Ainda neste mês, comemorava ter visitado Nova York, São Francisco e percorrido a mítica Rota 66. O motorista e seu parceiro perderam a vida numa curva na US 199, conhecida como Redwood Highway.
As pessoas pelo caminho
Jesse, de 29 anos, não era o influenciador que buscava parcerias com hotéis e pousadas durante sua jornada. Em vez disso, no início da maratona, quando ainda não tinha a barraca onde dormia, sobre o teto de Dodongo, ele não recusava convites para ser recebido na casa de quem acompanhava sua aventura.
Isso, aliás, era uma de suas particularidades. No perfil do instagram, ele mantinha um destaque com registros de pessoas que conhecia pelo caminho — e foram muitas, muitas mesmo. Seus encontros com seguidores, antes da pandemia, eram sempre bem movimentados. Além de fãs, Jesse era querido pela comunidade viajante.
Eu viajei durante 5 anos praticamente sozinho, só eu e o Shurastey, mas nunca estive só. Sempre fiz questão de estar em contato com diversos viajantes; encontrei com viajantes de kombi, de van, de trailer, de fusca, viajantes de várias nacionalidades. Todos sempre tínhamos algo em comum: estávamos em busca da tal felicidade; todos conectados no mesmo espírito viajante que nos une"
A turma que o acompanhava e se apaixonou pelo peludo Shurastey ajudava Jesse a se manter na estrada. Uma das fórmulas que ele encontrou para fazer dinheiro foi lançar produtos que tinha, como garoto propaganda, justamente seu parceiro canino.
Amizade mais que especial
Do refrão da música "Should I Stay or Should I Go?", da banda inglesa The Clash, veio o nome do amigão inseparável, o cão que entrou na vida de Jesse em 2016.

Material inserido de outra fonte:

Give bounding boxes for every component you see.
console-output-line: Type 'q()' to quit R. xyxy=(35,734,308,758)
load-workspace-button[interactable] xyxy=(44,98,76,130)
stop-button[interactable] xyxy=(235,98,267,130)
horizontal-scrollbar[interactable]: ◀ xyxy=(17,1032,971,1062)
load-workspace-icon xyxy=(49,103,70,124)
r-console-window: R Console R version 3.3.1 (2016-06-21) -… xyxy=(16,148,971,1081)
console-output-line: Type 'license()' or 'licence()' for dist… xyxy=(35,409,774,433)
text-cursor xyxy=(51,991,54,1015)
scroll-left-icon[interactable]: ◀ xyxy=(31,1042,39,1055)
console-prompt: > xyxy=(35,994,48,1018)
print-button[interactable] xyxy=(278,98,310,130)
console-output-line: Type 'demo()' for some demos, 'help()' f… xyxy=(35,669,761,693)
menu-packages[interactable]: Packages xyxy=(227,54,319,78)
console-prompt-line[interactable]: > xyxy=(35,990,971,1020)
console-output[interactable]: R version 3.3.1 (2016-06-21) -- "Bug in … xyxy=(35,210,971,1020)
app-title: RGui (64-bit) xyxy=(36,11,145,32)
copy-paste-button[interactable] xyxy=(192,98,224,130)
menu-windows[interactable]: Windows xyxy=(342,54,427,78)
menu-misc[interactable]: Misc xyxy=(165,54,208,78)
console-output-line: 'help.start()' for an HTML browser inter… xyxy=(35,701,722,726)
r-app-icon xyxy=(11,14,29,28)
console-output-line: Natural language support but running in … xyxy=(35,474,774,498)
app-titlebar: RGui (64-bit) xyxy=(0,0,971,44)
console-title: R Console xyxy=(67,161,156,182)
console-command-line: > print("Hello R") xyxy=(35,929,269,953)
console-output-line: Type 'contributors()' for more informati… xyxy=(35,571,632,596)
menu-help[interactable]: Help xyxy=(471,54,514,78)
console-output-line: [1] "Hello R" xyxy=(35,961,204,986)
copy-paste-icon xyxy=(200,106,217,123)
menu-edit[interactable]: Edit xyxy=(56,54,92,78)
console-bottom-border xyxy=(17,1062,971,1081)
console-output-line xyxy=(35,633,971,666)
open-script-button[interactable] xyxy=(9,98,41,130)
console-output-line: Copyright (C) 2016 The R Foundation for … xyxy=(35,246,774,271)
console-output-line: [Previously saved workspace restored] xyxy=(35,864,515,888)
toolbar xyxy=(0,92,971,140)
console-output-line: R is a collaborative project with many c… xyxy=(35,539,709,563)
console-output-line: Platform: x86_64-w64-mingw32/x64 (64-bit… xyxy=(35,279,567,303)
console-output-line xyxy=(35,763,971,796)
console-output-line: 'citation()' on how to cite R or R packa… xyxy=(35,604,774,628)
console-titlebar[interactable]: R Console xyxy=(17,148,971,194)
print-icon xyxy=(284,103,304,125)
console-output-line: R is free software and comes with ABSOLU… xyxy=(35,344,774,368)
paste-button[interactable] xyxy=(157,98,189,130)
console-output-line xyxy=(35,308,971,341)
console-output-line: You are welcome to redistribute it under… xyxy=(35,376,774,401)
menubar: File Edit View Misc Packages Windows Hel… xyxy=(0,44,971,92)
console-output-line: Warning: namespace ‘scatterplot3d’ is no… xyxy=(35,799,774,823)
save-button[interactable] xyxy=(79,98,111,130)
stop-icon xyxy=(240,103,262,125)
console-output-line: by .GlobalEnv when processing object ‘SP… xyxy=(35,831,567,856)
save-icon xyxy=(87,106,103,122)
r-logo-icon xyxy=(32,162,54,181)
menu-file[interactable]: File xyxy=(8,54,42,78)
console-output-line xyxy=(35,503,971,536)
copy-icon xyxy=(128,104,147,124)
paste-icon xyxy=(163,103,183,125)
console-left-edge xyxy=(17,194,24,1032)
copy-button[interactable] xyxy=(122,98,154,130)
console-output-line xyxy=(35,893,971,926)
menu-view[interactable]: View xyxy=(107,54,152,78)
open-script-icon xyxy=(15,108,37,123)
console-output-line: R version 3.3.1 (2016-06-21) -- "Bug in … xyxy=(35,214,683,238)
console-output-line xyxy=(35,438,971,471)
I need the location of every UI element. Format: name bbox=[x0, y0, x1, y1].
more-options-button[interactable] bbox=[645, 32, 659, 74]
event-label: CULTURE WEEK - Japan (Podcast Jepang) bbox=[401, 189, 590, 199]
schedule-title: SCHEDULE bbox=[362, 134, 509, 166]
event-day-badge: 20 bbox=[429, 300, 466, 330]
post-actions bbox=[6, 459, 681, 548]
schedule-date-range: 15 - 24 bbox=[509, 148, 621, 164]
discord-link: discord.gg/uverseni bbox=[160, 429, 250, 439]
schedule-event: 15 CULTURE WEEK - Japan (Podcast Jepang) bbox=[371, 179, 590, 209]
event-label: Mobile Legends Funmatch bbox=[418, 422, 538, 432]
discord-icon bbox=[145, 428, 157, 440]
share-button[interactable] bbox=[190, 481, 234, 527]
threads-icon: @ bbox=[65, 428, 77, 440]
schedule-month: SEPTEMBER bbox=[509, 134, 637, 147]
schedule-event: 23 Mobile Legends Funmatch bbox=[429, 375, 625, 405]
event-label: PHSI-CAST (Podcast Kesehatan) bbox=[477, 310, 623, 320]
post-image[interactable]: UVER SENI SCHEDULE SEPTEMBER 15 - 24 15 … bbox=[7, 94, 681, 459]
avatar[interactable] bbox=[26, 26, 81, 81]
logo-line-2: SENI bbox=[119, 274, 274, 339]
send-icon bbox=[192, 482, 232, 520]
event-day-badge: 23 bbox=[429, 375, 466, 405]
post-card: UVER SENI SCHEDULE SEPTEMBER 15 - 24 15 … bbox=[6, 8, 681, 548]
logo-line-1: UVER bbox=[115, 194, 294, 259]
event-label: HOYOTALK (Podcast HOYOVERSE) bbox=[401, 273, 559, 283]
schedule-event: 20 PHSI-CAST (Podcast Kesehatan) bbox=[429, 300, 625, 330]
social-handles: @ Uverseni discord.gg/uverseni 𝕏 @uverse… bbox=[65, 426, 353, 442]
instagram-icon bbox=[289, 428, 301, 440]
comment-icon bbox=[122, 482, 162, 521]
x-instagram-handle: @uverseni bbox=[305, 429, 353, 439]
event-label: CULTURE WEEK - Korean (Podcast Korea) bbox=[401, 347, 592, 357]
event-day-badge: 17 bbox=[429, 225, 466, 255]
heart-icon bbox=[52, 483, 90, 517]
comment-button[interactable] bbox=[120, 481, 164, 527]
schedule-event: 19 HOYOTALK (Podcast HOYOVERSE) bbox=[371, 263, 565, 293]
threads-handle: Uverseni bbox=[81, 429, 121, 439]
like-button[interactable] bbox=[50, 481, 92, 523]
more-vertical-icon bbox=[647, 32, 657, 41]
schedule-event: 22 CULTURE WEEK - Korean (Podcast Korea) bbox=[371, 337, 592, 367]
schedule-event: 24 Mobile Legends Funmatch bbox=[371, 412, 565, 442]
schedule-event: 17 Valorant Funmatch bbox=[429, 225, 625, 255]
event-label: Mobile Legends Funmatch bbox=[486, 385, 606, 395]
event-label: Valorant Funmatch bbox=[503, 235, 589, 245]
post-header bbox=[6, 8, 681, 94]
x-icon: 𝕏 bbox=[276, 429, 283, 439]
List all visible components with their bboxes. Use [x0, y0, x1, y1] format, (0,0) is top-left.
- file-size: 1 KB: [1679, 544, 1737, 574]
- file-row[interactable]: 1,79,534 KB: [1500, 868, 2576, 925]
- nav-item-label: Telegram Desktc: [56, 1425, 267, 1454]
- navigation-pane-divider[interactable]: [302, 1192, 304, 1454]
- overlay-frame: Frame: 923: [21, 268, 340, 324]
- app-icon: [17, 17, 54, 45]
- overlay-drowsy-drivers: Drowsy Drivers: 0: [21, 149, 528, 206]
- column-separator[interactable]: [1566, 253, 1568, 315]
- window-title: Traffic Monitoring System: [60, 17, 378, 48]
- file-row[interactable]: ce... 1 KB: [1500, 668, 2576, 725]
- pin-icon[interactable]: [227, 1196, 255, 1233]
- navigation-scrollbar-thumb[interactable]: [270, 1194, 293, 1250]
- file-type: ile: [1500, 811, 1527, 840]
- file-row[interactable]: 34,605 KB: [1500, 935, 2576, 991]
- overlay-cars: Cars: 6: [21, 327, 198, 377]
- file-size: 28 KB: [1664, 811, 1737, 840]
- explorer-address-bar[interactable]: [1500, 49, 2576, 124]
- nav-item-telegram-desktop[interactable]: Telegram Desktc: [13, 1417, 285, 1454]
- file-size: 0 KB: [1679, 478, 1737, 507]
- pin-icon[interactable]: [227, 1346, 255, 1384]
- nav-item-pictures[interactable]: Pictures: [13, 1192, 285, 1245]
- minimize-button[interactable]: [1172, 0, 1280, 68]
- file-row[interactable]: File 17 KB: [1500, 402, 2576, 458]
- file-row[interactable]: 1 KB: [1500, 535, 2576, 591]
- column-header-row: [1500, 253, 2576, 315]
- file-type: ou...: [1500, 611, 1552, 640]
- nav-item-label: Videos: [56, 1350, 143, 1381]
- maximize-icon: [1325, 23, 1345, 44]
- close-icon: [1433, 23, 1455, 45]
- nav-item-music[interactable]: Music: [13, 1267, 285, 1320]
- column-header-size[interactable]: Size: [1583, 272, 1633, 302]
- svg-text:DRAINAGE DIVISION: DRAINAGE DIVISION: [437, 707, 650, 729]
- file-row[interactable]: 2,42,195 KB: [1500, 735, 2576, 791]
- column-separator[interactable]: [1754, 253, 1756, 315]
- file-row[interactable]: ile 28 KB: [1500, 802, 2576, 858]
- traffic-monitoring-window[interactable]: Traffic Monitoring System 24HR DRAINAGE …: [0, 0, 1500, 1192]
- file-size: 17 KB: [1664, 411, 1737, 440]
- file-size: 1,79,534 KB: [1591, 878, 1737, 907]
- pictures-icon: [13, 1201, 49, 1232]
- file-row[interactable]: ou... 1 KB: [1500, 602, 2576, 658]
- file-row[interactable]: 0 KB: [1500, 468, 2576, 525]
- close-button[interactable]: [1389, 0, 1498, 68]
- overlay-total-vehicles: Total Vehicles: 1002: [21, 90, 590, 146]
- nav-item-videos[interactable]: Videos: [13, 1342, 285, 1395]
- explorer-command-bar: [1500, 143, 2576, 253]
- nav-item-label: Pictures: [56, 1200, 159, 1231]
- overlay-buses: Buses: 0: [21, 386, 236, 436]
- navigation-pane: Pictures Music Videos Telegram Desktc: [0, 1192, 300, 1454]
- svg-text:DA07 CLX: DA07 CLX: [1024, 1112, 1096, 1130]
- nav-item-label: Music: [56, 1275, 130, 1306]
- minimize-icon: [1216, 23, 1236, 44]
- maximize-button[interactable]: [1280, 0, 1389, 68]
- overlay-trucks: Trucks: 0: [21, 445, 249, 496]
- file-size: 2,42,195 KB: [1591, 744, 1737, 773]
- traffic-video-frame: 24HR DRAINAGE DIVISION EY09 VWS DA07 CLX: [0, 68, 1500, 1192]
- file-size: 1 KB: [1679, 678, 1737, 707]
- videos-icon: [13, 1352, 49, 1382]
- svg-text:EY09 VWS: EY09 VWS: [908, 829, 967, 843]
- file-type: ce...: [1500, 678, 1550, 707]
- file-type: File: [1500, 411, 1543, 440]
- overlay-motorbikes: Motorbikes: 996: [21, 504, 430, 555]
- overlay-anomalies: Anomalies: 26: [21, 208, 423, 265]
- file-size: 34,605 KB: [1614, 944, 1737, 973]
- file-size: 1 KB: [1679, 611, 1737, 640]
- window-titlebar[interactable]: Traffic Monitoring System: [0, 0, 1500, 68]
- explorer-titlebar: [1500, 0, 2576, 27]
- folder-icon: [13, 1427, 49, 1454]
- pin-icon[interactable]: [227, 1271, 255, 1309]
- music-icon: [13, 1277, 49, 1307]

O espírito aventureiro da dupla e as brincadeiras constantes — na praia, atolados na areia; no alto de uma pedra ou em cima Dodongo, repetindo a cena icônica de O Rei Leão; ou "cantando" juntos a música Sweet Dreams —, tudo despertava o carinho especial que os seguidores tinham por eles.
Num post da semana passada, Jesse escreveu que "se não fosse a companhia de Shurastey, tudo ficaria cinza e sem graça".
Em outra legenda recente, disse: "É difícil, pra quem está de fora, entender que tudo que estamos fazendo juntos tem um significado muito além do que eles podem ver, através de minutos compartilhados nos stories! Tudo que vivemos juntos nos últimos anos é baseado no amor, dedicação, respeito e confiança. Muito além de ser o meu cachorro de companhia, ele é meu parceiro da vida".
Entre os milhares de fãs que desacreditavam a morte da dupla, o sentimento de profunda tristeza era dividido com o alento de os dois terem partido para uma nova viagem juntos, como sempre estiveram.
Comunidade viajante lamenta mortes
Tão logo a notícia da morte de Jesse e Shurastey se espalhou, as homenagens de influenciadores que os conheciam e conviveram com eles, mesmo que virtualmente, tomou conta das redes sociais. Em comum, todos exaltam o espírito livre do aventureiro e o legado que deixou, de amor pelo seu companheiro de jornada e o empenho para conquistar um sonho.